Tuesday, October 30, 2007

Ghosts of Halloween Past

It seems like only yesterday I was trekking around the neighborhood with a paper bag. All the kids on our street in Albuquerque went around together. I can barely recognize myself in the photo above. I think I see my little sister there, but I have to guess at the others. I think three of these kids moved away soon after this.

How simple things were back then. A mask and maybe some odd pieces of clothing was costume enough, which is good, because that’s all my family could afford at the time while my father was going to the University of New Mexico on the GI Bill. But it wasn’t just a matter of economy.

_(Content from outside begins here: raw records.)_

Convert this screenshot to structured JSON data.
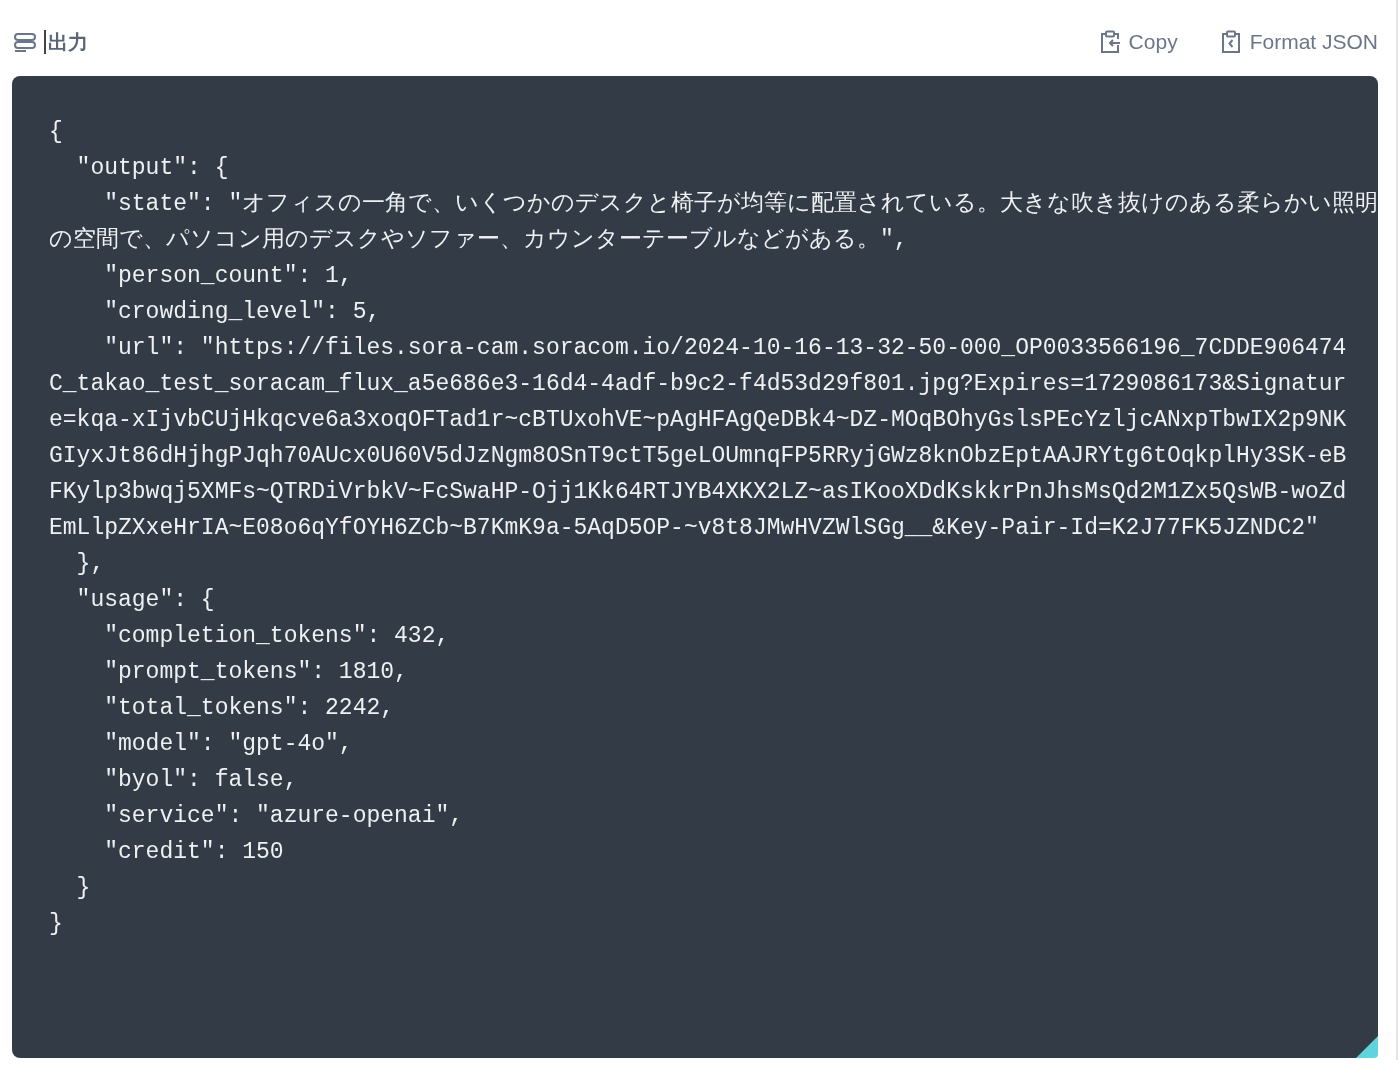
{
  "header": {
    "title": "出力",
    "buttons": [
      {
        "kind": "copy",
        "label": "Copy"
      },
      {
        "kind": "format",
        "label": "Format JSON"
      }
    ]
  },
  "editor": {
    "lines": [
      "{",
      "  \"output\": {",
      "    \"state\": \"オフィスの一角で、いくつかのデスクと椅子が均等に配置されている。大きな吹き抜けのある柔らかい照明",
      "の空間で、パソコン用のデスクやソファー、カウンターテーブルなどがある。\",",
      "    \"person_count\": 1,",
      "    \"crowding_level\": 5,",
      "    \"url\": \"https://files.sora-cam.soracom.io/2024-10-16-13-32-50-000_OP0033566196_7CDDE906474",
      "C_takao_test_soracam_flux_a5e686e3-16d4-4adf-b9c2-f4d53d29f801.jpg?Expires=1729086173&Signatur",
      "e=kqa-xIjvbCUjHkqcve6a3xoqOFTad1r~cBTUxohVE~pAgHFAgQeDBk4~DZ-MOqBOhyGslsPEcYzljcANxpTbwIX2p9NK",
      "GIyxJt86dHjhgPJqh70AUcx0U60V5dJzNgm8OSnT9ctT5geLOUmnqFP5RRyjGWz8knObzEptAAJRYtg6tOqkplHy3SK-eB",
      "FKylp3bwqj5XMFs~QTRDiVrbkV~FcSwaHP-Ojj1Kk64RTJYB4XKX2LZ~asIKooXDdKskkrPnJhsMsQd2M1Zx5QsWB-woZd",
      "EmLlpZXxeHrIA~E08o6qYfOYH6ZCb~B7KmK9a-5AqD5OP-~v8t8JMwHVZWlSGg__&Key-Pair-Id=K2J77FK5JZNDC2\"",
      "  },",
      "  \"usage\": {",
      "    \"completion_tokens\": 432,",
      "    \"prompt_tokens\": 1810,",
      "    \"total_tokens\": 2242,",
      "    \"model\": \"gpt-4o\",",
      "    \"byol\": false,",
      "    \"service\": \"azure-openai\",",
      "    \"credit\": 150",
      "  }",
      "}"
    ]
  }
}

Costumes fifty some years ago were generally simpler and more imaginative.

So were the goodies. I remember orange and white candy corn, and orange “circus peanuts.” Maybe a few jaw breakers or sticks of chewing gum. In later years there were a few mini-Hershey bars, and some people gave out iced sugar cookies or cupcakes. Some spoil sport always handed out the “untreat” — an apple.

Until the year I was in sixth grade, I generally went out trick-or-treating with the other kids from the neighborhood. That year I decided I was too old to go. But ... as the doorbell rang nonstop, nostalgia grew strong. It was not enough to simply hand out goodies to others. I wanted to be out in that crisp night air, bag in hand, one more time! So, I created the perfect excuse. I quickly cut out and crayoned a mask for myself from a brown paper bag, and stuffed my 18-month-old brother into his red snow suit, turning him into Santa Claus with the addition of a taped-on wad of cotton for a beard. He was clueless, but hung onto the paper bag I gave him. I took him around to ten or fifteen houses, and introduced him to the fine art of snagging candy.

At Halloween I always remember a story my mother used to tell, with a large smile on her face, about how she and her friends went around tipping over outhouses. Today I realize how suspect that story was. I’ll bet she was in a group that did one outhouse, one time. It is true that she lived in tents near the road construction sites her father oversaw for months a time, but that was when she was very young, and during the summer. There were precious few outhouses to be found in town by the 1930s when she was the right age for such shenanigans. Still, the story is lots of fun to envision. I never did anything more horrible than smearing Ivory soap on a few windows.

Halloween has changed so much from then to now. Power Rangers and princesses have displaced simple masks and hobo getups. Infants are stuffed into strawberry suits. Yard and home decorations are nearly as elaborate as Christmas. Or so it is other places. Not at my house! I've become the Halloween Grinch, but that's okay, because for years no children have bothered to invest the time and effort to hike half a block up the street and climb our steep, hundred-foot- long driveway for a small candy bar.

Write now: about some of your favorite Halloween memories. Did you have elaborate costumes, or make-shift ones? Did you have parties at school? At home? What were your favorite treats? Do you have more recent stories about trick-or-treating with your children, or any unusual door-answering tales?